Collaborative agriculture research at Western Illinois University, with a boost from a recently-awarded federal grant, means opportunities for faculty and students to study hydroponic lettuce production, with the aid of hyperspectral reflectance technology, in future semesters.
WIU Agriculture Assistant Professors Shelby Henning and Dan Atherton began collaborating two years ago, when Henning and his horticulture students, along with technical assistance from Atherton, built a small hydroponic lettuce production system in the Ag Mech Shop in Knoblauch Hall’s basement. The system was constructed of inexpensive materials, the bulk of which was PVC pipe, silicone caulk and recycled lumber. A single horticultural LED lamp served as the only light source for the lettuce grown in the student-made system.
“Basically, we wanted to see if our simple system using the PVC pipe would work,” said Henning. “It worked extraordinarily well, which flew in the face of what I thought would happen.”
The two professors quickly learned the expertise each possesses melded together naturally into the indoor lettuce production project – Henning contributing (soft science) vegetable production expertise and Atherton with (hard science) computer science and precision agriculture components.
Henning and Atherton have since been refining the production of ‘Rex’ butterhead lettuce using two prototype lettuce production systems that use rectangular, commercial-grade hydroponic channels in lieu of round PVC pipe, and multiple LED lighting units, to provide sufficient light for all of the growing plants.

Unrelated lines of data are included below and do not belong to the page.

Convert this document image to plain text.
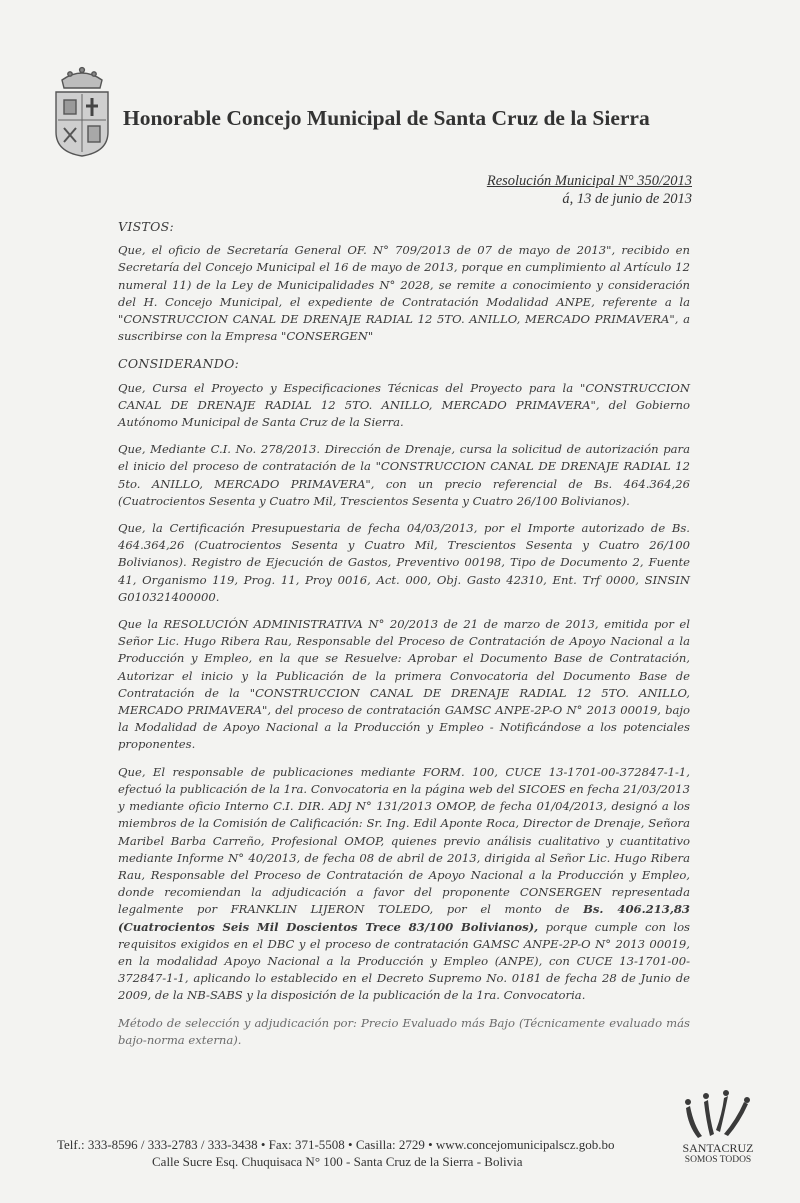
Honorable Concejo Municipal de Santa Cruz de la Sierra
Resolución Municipal N° 350/2013
á, 13 de junio de 2013
VISTOS:

Que, el oficio de Secretaría General OF. N° 709/2013 de 07 de mayo de 2013", recibido en Secretaría del Concejo Municipal el 16 de mayo de 2013, porque en cumplimiento al Artículo 12 numeral 11) de la Ley de Municipalidades N° 2028, se remite a conocimiento y consideración del H. Concejo Municipal, el expediente de Contratación Modalidad ANPE, referente a la "CONSTRUCCION CANAL DE DRENAJE RADIAL 12 5TO. ANILLO, MERCADO PRIMAVERA", a suscribirse con la Empresa "CONSERGEN"

CONSIDERANDO:

Que, Cursa el Proyecto y Especificaciones Técnicas del Proyecto para la "CONSTRUCCION CANAL DE DRENAJE RADIAL 12 5TO. ANILLO, MERCADO PRIMAVERA", del Gobierno Autónomo Municipal de Santa Cruz de la Sierra.

Que, Mediante C.I. No. 278/2013. Dirección de Drenaje, cursa la solicitud de autorización para el inicio del proceso de contratación de la "CONSTRUCCION CANAL DE DRENAJE RADIAL 12 5to. ANILLO, MERCADO PRIMAVERA", con un precio referencial de Bs. 464.364,26 (Cuatrocientos Sesenta y Cuatro Mil, Trescientos Sesenta y Cuatro 26/100 Bolivianos).

Que, la Certificación Presupuestaria de fecha 04/03/2013, por el Importe autorizado de Bs. 464.364,26 (Cuatrocientos Sesenta y Cuatro Mil, Trescientos Sesenta y Cuatro 26/100 Bolivianos). Registro de Ejecución de Gastos, Preventivo 00198, Tipo de Documento 2, Fuente 41, Organismo 119, Prog. 11, Proy 0016, Act. 000, Obj. Gasto 42310, Ent. Trf 0000, SINSIN G010321400000.

Que la RESOLUCIÓN ADMINISTRATIVA N° 20/2013 de 21 de marzo de 2013, emitida por el Señor Lic. Hugo Ribera Rau, Responsable del Proceso de Contratación de Apoyo Nacional a la Producción y Empleo, en la que se Resuelve: Aprobar el Documento Base de Contratación, Autorizar el inicio y la Publicación de la primera Convocatoria del Documento Base de Contratación de la "CONSTRUCCION CANAL DE DRENAJE RADIAL 12 5TO. ANILLO, MERCADO PRIMAVERA", del proceso de contratación GAMSC ANPE-2P-O N° 2013 00019, bajo la Modalidad de Apoyo Nacional a la Producción y Empleo - Notificándose a los potenciales proponentes.

Que, El responsable de publicaciones mediante FORM. 100, CUCE 13-1701-00-372847-1-1, efectuó la publicación de la 1ra. Convocatoria en la página web del SICOES en fecha 21/03/2013 y mediante oficio Interno C.I. DIR. ADJ N° 131/2013 OMOP, de fecha 01/04/2013, designó a los miembros de la Comisión de Calificación: Sr. Ing. Edil Aponte Roca, Director de Drenaje, Señora Maribel Barba Carreño, Profesional OMOP, quienes previo análisis cualitativo y cuantitativo mediante Informe N° 40/2013, de fecha 08 de abril de 2013, dirigida al Señor Lic. Hugo Ribera Rau, Responsable del Proceso de Contratación de Apoyo Nacional a la Producción y Empleo, donde recomiendan la adjudicación a favor del proponente CONSERGEN representada legalmente por FRANKLIN LIJERON TOLEDO, por el monto de Bs. 406.213,83 (Cuatrocientos Seis Mil Doscientos Trece 83/100 Bolivianos), porque cumple con los requisitos exigidos en el DBC y el proceso de contratación GAMSC ANPE-2P-O N° 2013 00019, en la modalidad Apoyo Nacional a la Producción y Empleo (ANPE), con CUCE 13-1701-00-372847-1-1, aplicando lo establecido en el Decreto Supremo No. 0181 de fecha 28 de Junio de 2009, de la NB-SABS y la disposición de la publicación de la 1ra. Convocatoria.

Método de selección y adjudicación por: Precio Evaluado más Bajo (Técnicamente evaluado más bajo-norma externa).

SANTACRUZ
SOMOS TODOS
Telf.: 333-8596 / 333-2783 / 333-3438 • Fax: 371-5508 • Casilla: 2729 • www.concejomunicipalscz.gob.bo
Calle Sucre Esq. Chuquisaca N° 100 - Santa Cruz de la Sierra - Bolivia
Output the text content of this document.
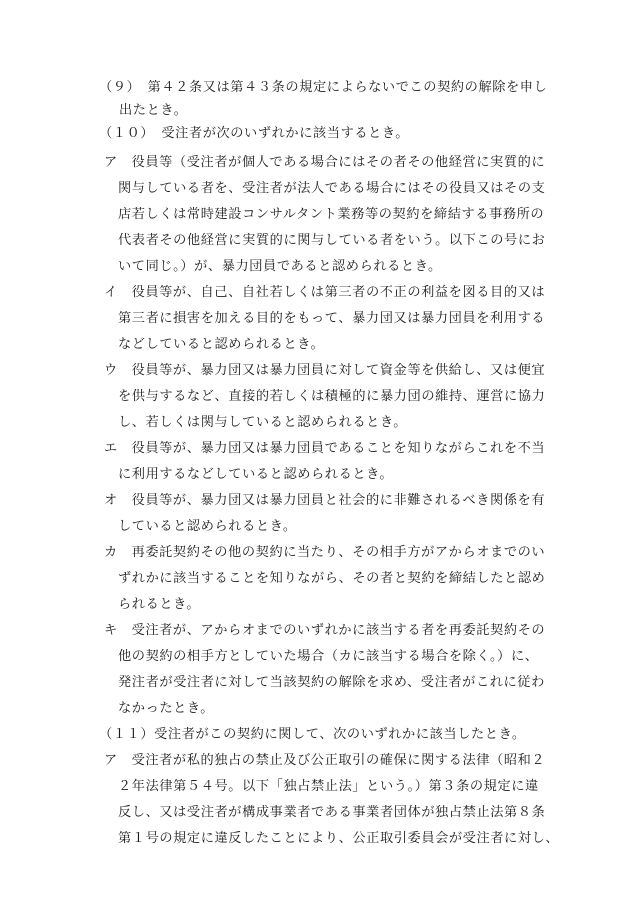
（９）　第４２条又は第４３条の規定によらないでこの契約の解除を申し
出たとき。
（１０）　受注者が次のいずれかに該当するとき。
ア　役員等（受注者が個人である場合にはその者その他経営に実質的に
関与している者を、受注者が法人である場合にはその役員又はその支
店若しくは常時建設コンサルタント業務等の契約を締結する事務所の
代表者その他経営に実質的に関与している者をいう。以下この号にお
いて同じ。）が、暴力団員であると認められるとき。
イ　役員等が、自己、自社若しくは第三者の不正の利益を図る目的又は
第三者に損害を加える目的をもって、暴力団又は暴力団員を利用する
などしていると認められるとき。
ウ　役員等が、暴力団又は暴力団員に対して資金等を供給し、又は便宜
を供与するなど、直接的若しくは積極的に暴力団の維持、運営に協力
し、若しくは関与していると認められるとき。
エ　役員等が、暴力団又は暴力団員であることを知りながらこれを不当
に利用するなどしていると認められるとき。
オ　役員等が、暴力団又は暴力団員と社会的に非難されるべき関係を有
していると認められるとき。
カ　再委託契約その他の契約に当たり、その相手方がアからオまでのい
ずれかに該当することを知りながら、その者と契約を締結したと認め
られるとき。
キ　受注者が、アからオまでのいずれかに該当する者を再委託契約その
他の契約の相手方としていた場合（カに該当する場合を除く。）に、
発注者が受注者に対して当該契約の解除を求め、受注者がこれに従わ
なかったとき。
（１１）受注者がこの契約に関して、次のいずれかに該当したとき。
ア　受注者が私的独占の禁止及び公正取引の確保に関する法律（昭和２
２年法律第５４号。以下「独占禁止法」という。）第３条の規定に違
反し、又は受注者が構成事業者である事業者団体が独占禁止法第８条
第１号の規定に違反したことにより、公正取引委員会が受注者に対し、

Atherton and students in his shop skills class constructed the second prototype system, using the first system Atherton had created as a model.
Henning and Atherton are now attempting to improve nutrient recommendations for hydroponic lettuce in order to save producers both time and input costs.
“The nutrient solution within the system is replaced at set dates to determine the optimal time frame for replacement,” Atherton said. “Some advantages of the lettuce grown in this hydroponic system are that no pesticides are used, the timeframe from planting to harvest is greatly accelerated and the shelf-life of the crop far surpasses that to lettuce grown in the field.”